And now, for a little religious interlude to mark Palm Sunday:
(Note: I am recycling this diary, with minor modifications, from one I wrote two years ago.)
I had planned for some time to write about one of my favorite short essays today: Kurt Vonnegut's Palm Sunday Sermon to the congregation of St. Clement's Episcopal Church in 1980, which is reprinted in his wonderful self-described "autobiographical collage" of essays, Palm Sunday. Why people should want to read a diary by a non-observant Jew recounting the observations of a freethinking atheist on a verse of Christian Scripture is beyond me, but the short essay is so good -- as the dearly departed Vonnegut himself must have known, hence the title of his book and the prominent placement of this essay as the last piece within it -- that it is worth risking a few contradictions to get you, the reader, to read it.
Publishing an entire essay (though in this case it is just over five pages of a larger chapter) is, of course, questionable copyright practice, so the person who pasted the whole thing into a comment two years ago (that's what the above link is) has helped me solve the question of how to get you to read the whole thing. But should his comment ever be taken down, he in turn snarfed the essay from this site, a religious site (that has it as the April 13, 2003 entry under the "Sermons Tab"); it contains this copyright information: "Printed in the San Francisco Chronicle's Review (of books), 14 September, 1980. 'Used by permission from The Nation magazine, copyright 1980, The Nation Associates, Inc.'" Good enough for me.

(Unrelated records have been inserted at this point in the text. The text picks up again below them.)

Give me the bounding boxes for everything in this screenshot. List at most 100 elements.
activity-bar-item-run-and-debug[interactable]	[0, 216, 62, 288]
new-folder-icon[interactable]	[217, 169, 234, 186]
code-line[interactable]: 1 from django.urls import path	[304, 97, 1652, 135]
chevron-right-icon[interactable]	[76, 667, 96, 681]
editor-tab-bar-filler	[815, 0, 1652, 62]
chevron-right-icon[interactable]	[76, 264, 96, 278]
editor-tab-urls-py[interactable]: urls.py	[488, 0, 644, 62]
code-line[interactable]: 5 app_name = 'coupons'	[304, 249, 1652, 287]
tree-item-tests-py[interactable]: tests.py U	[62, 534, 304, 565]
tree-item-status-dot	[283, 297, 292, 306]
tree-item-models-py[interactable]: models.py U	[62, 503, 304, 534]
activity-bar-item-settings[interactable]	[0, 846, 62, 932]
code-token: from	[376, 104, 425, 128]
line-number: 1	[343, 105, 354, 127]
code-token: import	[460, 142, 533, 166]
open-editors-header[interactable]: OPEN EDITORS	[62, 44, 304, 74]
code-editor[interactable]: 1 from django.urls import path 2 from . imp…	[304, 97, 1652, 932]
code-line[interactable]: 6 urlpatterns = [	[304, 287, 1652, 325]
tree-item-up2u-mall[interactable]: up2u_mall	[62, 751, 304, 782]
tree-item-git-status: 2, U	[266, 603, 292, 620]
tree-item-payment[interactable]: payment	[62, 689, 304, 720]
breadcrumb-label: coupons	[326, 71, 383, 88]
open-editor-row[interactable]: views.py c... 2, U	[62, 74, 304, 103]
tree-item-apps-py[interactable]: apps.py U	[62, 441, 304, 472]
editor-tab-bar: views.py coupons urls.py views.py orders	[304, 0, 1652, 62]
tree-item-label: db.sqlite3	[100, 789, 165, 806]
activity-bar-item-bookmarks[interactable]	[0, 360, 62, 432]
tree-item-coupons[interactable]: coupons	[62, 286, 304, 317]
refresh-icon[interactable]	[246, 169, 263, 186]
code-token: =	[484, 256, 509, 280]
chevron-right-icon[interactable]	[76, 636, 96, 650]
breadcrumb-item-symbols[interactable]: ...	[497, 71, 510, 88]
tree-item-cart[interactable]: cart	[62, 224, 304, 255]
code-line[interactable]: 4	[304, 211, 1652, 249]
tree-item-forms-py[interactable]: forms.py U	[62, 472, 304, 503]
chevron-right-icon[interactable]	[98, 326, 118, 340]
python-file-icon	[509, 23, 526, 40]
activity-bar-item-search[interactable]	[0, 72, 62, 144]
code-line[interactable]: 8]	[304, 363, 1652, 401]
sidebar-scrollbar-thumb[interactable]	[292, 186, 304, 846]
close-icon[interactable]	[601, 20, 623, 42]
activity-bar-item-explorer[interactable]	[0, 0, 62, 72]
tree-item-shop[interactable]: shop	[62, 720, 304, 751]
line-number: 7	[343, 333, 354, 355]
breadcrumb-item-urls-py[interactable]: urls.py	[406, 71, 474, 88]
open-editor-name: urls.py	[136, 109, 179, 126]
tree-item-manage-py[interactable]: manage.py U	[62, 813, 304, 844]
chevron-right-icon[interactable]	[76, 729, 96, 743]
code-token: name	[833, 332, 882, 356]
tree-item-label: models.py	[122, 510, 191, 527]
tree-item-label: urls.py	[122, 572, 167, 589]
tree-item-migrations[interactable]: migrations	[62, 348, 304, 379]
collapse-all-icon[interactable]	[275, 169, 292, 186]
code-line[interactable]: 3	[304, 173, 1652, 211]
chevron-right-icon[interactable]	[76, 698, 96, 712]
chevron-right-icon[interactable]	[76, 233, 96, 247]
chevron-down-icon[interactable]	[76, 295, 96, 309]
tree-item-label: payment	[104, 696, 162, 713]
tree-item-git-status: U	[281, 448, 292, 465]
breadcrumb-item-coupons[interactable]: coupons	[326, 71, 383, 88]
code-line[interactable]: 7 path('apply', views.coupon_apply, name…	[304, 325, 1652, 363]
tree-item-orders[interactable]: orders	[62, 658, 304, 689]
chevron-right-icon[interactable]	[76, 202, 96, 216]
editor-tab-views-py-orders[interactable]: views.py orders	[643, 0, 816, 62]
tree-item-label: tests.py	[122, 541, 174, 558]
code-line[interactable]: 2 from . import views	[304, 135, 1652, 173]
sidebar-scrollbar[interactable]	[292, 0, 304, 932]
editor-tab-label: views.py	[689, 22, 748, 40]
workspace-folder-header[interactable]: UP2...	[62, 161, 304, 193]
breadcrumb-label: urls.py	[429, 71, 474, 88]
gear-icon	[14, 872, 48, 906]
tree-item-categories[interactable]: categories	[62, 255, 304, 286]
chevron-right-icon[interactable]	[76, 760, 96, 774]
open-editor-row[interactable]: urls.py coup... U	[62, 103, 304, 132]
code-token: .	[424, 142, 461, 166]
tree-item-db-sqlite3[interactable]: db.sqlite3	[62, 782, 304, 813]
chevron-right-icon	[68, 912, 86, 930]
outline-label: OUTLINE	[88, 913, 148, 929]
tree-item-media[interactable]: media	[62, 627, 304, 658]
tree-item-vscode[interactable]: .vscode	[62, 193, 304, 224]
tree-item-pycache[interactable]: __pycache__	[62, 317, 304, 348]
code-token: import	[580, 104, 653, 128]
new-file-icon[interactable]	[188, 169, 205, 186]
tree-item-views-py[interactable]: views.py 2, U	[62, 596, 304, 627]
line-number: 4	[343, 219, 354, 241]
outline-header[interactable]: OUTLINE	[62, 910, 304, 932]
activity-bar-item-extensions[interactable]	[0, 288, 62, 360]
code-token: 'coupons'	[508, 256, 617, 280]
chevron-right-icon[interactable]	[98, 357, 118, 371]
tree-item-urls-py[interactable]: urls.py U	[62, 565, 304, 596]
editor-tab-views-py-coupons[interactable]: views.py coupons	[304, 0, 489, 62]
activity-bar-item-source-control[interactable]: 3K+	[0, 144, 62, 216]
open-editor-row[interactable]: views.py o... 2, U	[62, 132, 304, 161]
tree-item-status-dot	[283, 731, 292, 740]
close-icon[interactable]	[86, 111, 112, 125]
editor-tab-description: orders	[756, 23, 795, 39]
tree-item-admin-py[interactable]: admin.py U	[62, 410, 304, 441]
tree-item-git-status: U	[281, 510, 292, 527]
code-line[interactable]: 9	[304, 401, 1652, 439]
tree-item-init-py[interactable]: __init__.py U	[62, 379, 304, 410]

Personally, I like Vonnegut's essays better than his fiction: like Isaac Asimov, his ideas are better than his dramatic presentation, and essays allow the reader to experience them in their most concentrated form. And you can find few better essays for yourself or your loved ones than this book, should you decide to buy a copy.
Vonnegut's concern is with John 12:8, which he notes has often been cited by Christians as justification -- if you ignore most of Jesus' other teachings -- for not taking action to ameliorate poverty. You've probably heard that verse:
For the poor always ye have with you; but me ye have not always.
I don't want to take away from Vonnegut's presentation of his thesis by recounting it here: go read the essay right now, dammit! (It won't take long.) But suffice to say that Vonnegut reads it as a mordant joke, from which all of the juice has been squeezed out by a stilted translation. To Vonnegut, not only did Jesus have a penis and possibly dry skin from the desert as well as other wholly human body parts, but he had some serious wit -- a thesis that, in keeping with readings of his own teachings, seems pretty reasonable.
So this item is intended as a mini-"Book Club" -- an "Essay Club," let's say -- for people who have read Vonnegut's lovely essay to comment on it and people who have not done so to do so and then let us know what they think. And anyone who would like to port it to Street Prophets (which I won't do myself only because I don't hang out there and couldn't respond to comments), please feel free.
I look forward to an interesting discussion of hypocrisy, interpretation of religious text to serve one's convenience, our own efforts to help the poor, and why a little pleasure from a massage with spikenard-scented oil is not incompatible with a moral life. It's highly compatible.